翔が身近にいるせいなのか、他の異性にまったく興味を持っていないのだ。
「あらあら、今日は光流ちゃんが来てくれるのね、じゃぁ夕飯は豪華になりそうね。」
「光流ちゃんが来ると、家の中が明るくなるような気がするよ。」
翔の両親も、光流のことを歓迎しており、まるで自分の娘のように可愛がっていた。
光流の父は貿易会社に勤めており、長期の海外出張が多い。
母もそんな父についていくことが多く、家を長期にわたり空けることが多い。
そんなとき、光流はしょっちゅう翔の家に転がり込んでくるのだ。
「また、おじさんとおばさんは出張?」
「うん。今度はシンガポールだって。良いなぁ。」
「旅行、行けばいいじゃん。」
「翔ちゃん、連れてって。」
「お前なら、誰誘ってもついてくるだろ。」
「翔ちゃんがいい。」
駄々っ子のように頬を膨らませる光流。
翔と光流の関係は、『姉弟のよう』と前述したが、翔の方が兄のように光流のことを見守っている。
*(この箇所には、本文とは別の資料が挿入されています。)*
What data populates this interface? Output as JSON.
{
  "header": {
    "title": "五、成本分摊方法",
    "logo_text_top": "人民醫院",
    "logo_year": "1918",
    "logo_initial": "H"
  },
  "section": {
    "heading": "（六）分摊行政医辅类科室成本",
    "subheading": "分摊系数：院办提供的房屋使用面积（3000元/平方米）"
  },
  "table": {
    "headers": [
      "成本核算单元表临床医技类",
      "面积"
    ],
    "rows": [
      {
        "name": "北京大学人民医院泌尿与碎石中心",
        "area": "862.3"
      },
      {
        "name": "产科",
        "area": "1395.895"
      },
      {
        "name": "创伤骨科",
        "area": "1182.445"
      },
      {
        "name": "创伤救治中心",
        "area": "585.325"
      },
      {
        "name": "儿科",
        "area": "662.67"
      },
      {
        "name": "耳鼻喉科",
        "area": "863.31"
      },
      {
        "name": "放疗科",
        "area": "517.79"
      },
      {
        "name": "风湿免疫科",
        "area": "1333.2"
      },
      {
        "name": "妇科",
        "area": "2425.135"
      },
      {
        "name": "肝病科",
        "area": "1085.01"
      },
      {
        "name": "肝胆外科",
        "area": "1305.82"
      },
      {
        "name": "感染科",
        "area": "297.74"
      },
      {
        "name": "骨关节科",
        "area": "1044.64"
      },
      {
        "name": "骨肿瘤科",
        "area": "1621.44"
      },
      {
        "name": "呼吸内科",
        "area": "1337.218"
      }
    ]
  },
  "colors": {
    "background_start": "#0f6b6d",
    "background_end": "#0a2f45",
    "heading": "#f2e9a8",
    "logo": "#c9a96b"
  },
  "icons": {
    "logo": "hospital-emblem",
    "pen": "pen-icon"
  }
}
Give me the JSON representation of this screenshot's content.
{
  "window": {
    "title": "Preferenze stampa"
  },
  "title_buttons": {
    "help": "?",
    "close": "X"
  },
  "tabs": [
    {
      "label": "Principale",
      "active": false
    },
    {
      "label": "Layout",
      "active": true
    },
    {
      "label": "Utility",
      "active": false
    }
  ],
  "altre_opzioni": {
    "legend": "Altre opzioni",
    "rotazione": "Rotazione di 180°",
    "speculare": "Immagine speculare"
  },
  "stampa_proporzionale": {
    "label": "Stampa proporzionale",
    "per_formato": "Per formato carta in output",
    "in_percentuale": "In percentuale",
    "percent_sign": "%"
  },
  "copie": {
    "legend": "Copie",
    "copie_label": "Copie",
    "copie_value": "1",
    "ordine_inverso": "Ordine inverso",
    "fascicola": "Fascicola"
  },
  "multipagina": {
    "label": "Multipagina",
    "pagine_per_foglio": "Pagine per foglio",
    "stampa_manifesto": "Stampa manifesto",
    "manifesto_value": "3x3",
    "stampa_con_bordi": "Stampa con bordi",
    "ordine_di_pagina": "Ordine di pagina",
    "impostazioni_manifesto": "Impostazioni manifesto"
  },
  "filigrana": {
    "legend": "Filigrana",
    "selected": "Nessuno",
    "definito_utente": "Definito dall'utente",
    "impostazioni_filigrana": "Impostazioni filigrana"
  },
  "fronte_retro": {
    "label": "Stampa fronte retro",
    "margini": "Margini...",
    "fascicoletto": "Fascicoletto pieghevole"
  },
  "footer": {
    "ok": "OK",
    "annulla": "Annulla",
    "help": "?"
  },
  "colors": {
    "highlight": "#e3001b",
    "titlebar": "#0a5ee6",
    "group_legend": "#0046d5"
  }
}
しかし、光流の方が『姉』だという主張は、光流本人が決めたことなのである。
「翔ちゃんは6月20日、私は19日。ほら、私の方がお姉ちゃんでしょう?」
そう、二人は生まれた日も近い。
まるで双子のように仲良しだと幼い頃からずっと言われてきたのだが、何かと翔の世話を焼きたがる光流、そして口には出さないが何かと光流を心配する翔の関係は、絶妙であったと言える。
「お前さ、せっかく美人だって言われてるんだから、そろそろ彼氏の一人も作ったら?」
「その言葉、そっくり返してやるよ、イケメンが。」
友達以上、家族と同等。
恋愛というものとは程遠い世界で、翔と光流は今を生きていた。